French Army soldiers arrived in Gloucester Docks in December 1854 to learn how to erect the huts. Supply was delayed by the need to transfer the resultant packs from broad-gauge GWR to standard-gauge LSWR tracks, with the last packs shipped from Southampton Docks in January 1855.

Having worked with Eassie on creating the slipway for the SS Great Eastern, Brunel approached Price & Co. about producing the 1,000-patient hospital. The last of the units was shipped from Southampton on one of 16 ships, less than five months later.

==Construction==
In January 1855, the Government had selected Dr Edmund Alexander Parkes to travel to Turkey to select a site for the hospital, organise the facility, and superintend the whole operation. Parkes had selected Erenköy on the Asiatic bank of the Dardanelles near the fabled city of Troy. This was located 500 mi—then three or four days' journey—from the Crimea, but importantly outside the malaria zone in which Scutari was located. Parkes remained on-site until the end of the war in 1856.

After William Eassie Snr had seen the awful state of construction of the previously shipped British Army huts at Balaklava, he sent his son to supervise the construction of the hospital. The whole kit of parts had reached the site by May 1856, and by July was ready to admit its first 300 patients. Although hostilities had ceased in April, by December it had reached its capacity of 1,000 beds, scheduled to expand to 2,200.

==Management and operations==
Renkioi was designated a civilian hospital, under the War Office but independent of the Army Medical Department, and hence outside the management of Florence Nightingale. It had a nursing staff selected by Parkes and Sir James Clark, including as a volunteer Parkes's sister; while other staff included Dr John Kirk, later of Zanzibar fame.

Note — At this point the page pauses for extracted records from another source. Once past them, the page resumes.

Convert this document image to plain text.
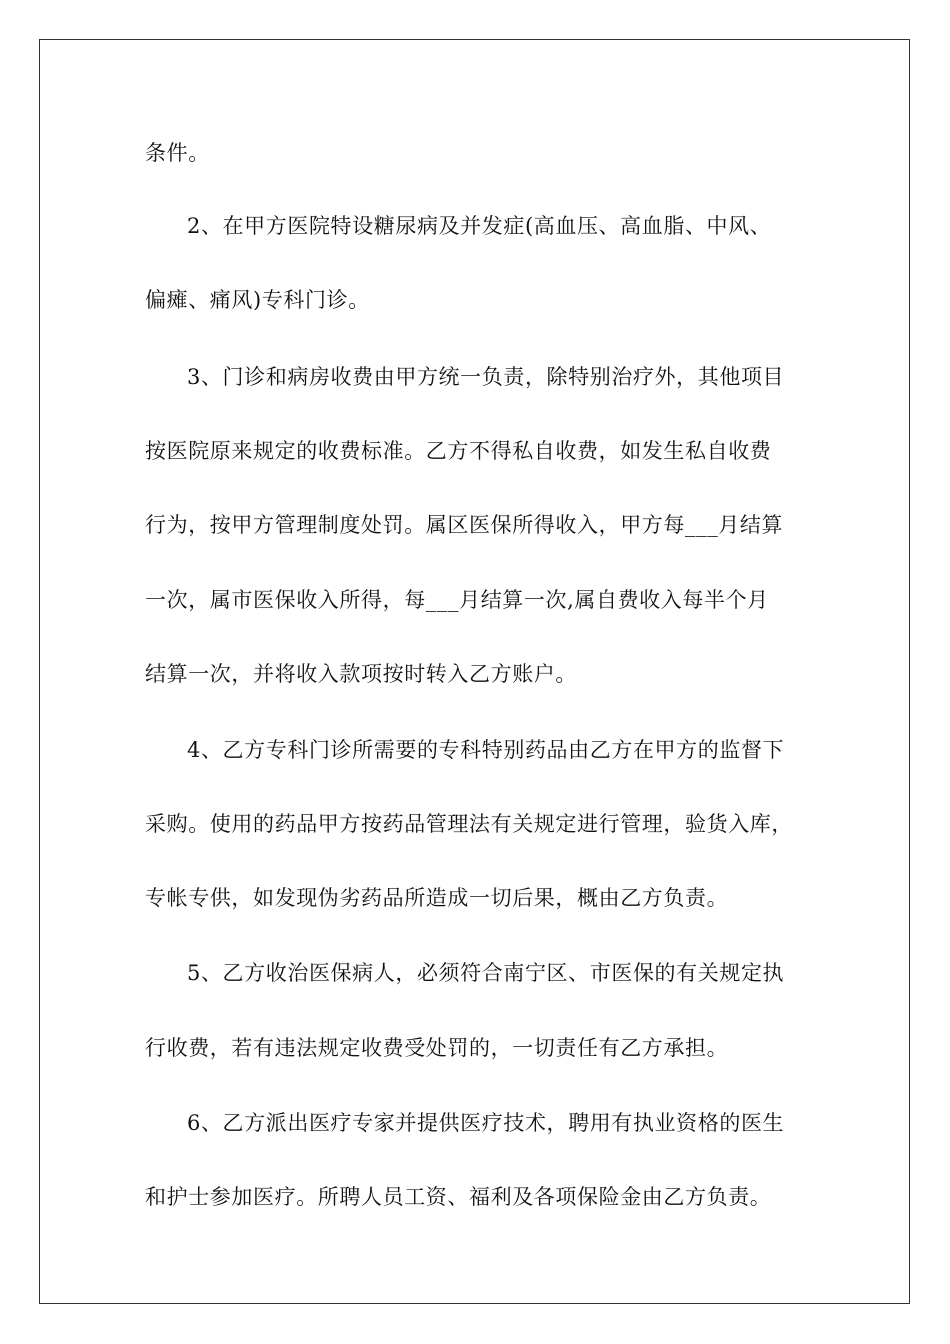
条件。
2、在甲方医院特设糖尿病及并发症(高血压、高血脂、中风、
偏瘫、痛风)专科门诊。
3、门诊和病房收费由甲方统一负责，除特别治疗外，其他项目
按医院原来规定的收费标准。乙方不得私自收费，如发生私自收费
行为，按甲方管理制度处罚。属区医保所得收入，甲方每___月结算
一次，属市医保收入所得，每___月结算一次,属自费收入每半个月
结算一次，并将收入款项按时转入乙方账户。
4、乙方专科门诊所需要的专科特别药品由乙方在甲方的监督下
采购。使用的药品甲方按药品管理法有关规定进行管理，验货入库，
专帐专供，如发现伪劣药品所造成一切后果，概由乙方负责。
5、乙方收治医保病人，必须符合南宁区、市医保的有关规定执
行收费，若有违法规定收费受处罚的，一切责任有乙方承担。
6、乙方派出医疗专家并提供医疗技术，聘用有执业资格的医生
和护士参加医疗。所聘人员工资、福利及各项保险金由乙方负责。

Run as a model hospital, it "demonstrated the best practices of the age". This was in contrast to the Army medical facilities, which between them had two clinical thermometers and one ophthalmoscope. Also, despite the Royal Navy's success in preventing scurvy through the provision of concentrated fruit juice, the army failed to learn the same lesson, and so its Crimean soldiers suffered from scurvy.

Renkioi Hospital however had a short life. It received its first casualties in October 1855, after the fall of Sevastopol, was closed in July 1856, and was sold to the Ottoman Empire in September 1856.

But even for such short used institutions, it was feted as a great success. Sources state that of the approximately 1,300 patients treated in the hospital, there were only 50 deaths. In the Scutari hospital, deaths were said to be as many as 10 times this number. Nightingale referred to them as "those magnificent huts".

==Present==
Today almost nothing survives from it, although regular tourist trips do take in the site.

The practice of building hospitals from prefabricated modules survives today, with hospitals such as the Bristol Royal Infirmary being created in this manner.